On December 18, 2012, the Iranian government eliminated food and energy subsidies (including for electricity). To prevent public revolt, the regime attempted another trick. It granted to almost all consumers in Iran a cash grant to offset the loss in public purchasing power, while promising to create new targeted subsidies. “Close to 80% of Iran’s population was granted unrestricted access to compensatory payments that had been deposited in specially created bank accounts. 7000 Iranian corporations also received the ‘targeted subsidy.'”

 

Meir Litvak, director of the Center for Iranian Studies at Tel Aviv University offered this clarification: “Until two years ago, the Iranians spent $90 billion a year on subsidies for food and fuel. Today, they spend a similar sum on monthly compensation payments to low-income families. This compensation cancels out the savings achieved by the abolition of the subsidies.”

 

If the regime can’t afford the subsidies, it can’t afford the grants either, that is, unless it can distribute them in such a way as to separate elements of the opposition from one another. While smoke and mirrors describe how the regime handles the international community, at home, using violence the Mullahs ruthlessly oppress the opposition.

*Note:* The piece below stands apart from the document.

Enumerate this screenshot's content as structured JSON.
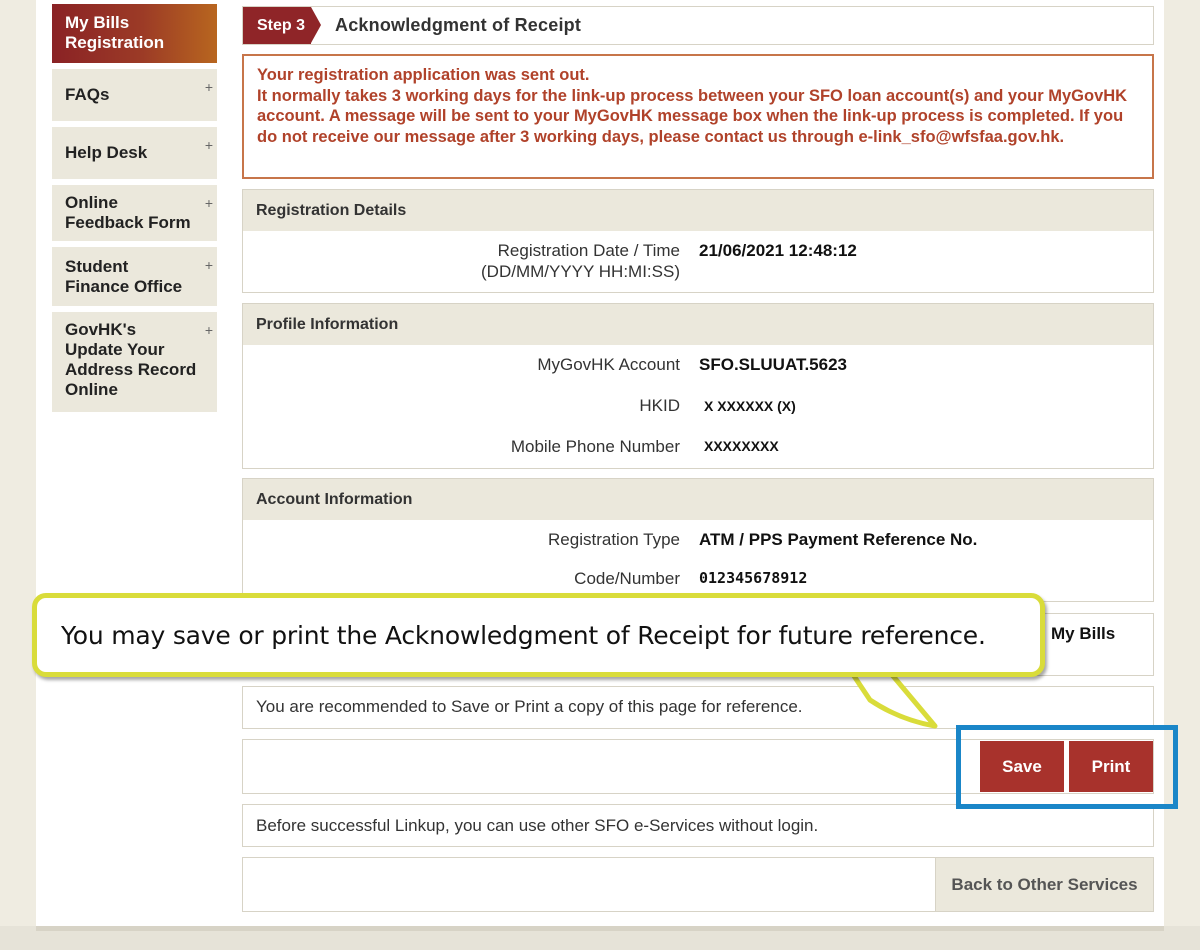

The growing oppression has encouraged the run on the rial which begun last year. Iranians have, you might say, gone for gold. According to the Guardian UK, “In the wake of the currency crisis, many Iranians who have lost faith in the rial are now contributing to its instability by rushing to convert their assets and properties to foreign currency and gold. The government has repeatedly attempted to bring the currency under control, but with no success. Last week it launched an exchange centre aimed at stabilising the rates, but the rial’s fall has since increased.”
According to the Financial Times, the Iranian government had made large gold purchases in 2011, but these were being rapidly lost in 2012in the speculative attack by the Iranian public against the rial.

 

In September 2012, Bloomberg reported that the Central Bank of Iran tried to stabilize the price of gold by auctioning gold reserves. After two weeks the CBI had to abandon this as the price of gold was still going up. Accordingly, the Iranian regime came up with Plan B for stopping the run on the rial: “As the exchange rate for dollars skyrocketed from 29,000 Iranian rials to nearly 35,000, police used tear gas and batons to disperse money changers and traders outside the Central Bank demonstrating against president Mahmoud Ahmadinejad’s mishandling of the economy.”
Some would speculate that the Iranian regime can’t go on like this, and that the country may share the same fate as Egypt, of revolt and/or collapse. But such speculations ignore the substantial shadow economy that thrives under Iran’s charitable foundations. Known as Bonyads, these entities are using front and shell companies and often changing identities. Joined by Iran’s ‘private sector’ businesses, they have largely succeeded to circumvent sanctions.

 

Wahied Wahdat-Hagh, a Fellow at the European Foundation for Democracy, described recently how the Majlis, (the Iranian pseudo-Parliament), recommends to use the private sector to circumvent sanctions and to import prohibited goods to Iran:

 

“The easiest way to circumvent the sanctions is when a businessman changes name and address of the company, which is affected by the sanctions. Thus, foreign agents may be used for the import of products and advanced technologies… The growth of the private sector can be effective to a certain extent in case of circumventing the sanctions, because sanctions are usually attacking the state and the private sector can continue to enjoy the benefits of trade.”

 

Considering Iran’s expansion of its nuclear program, the foreign agents proved as incompetent as the Majilis anticipated, and then some.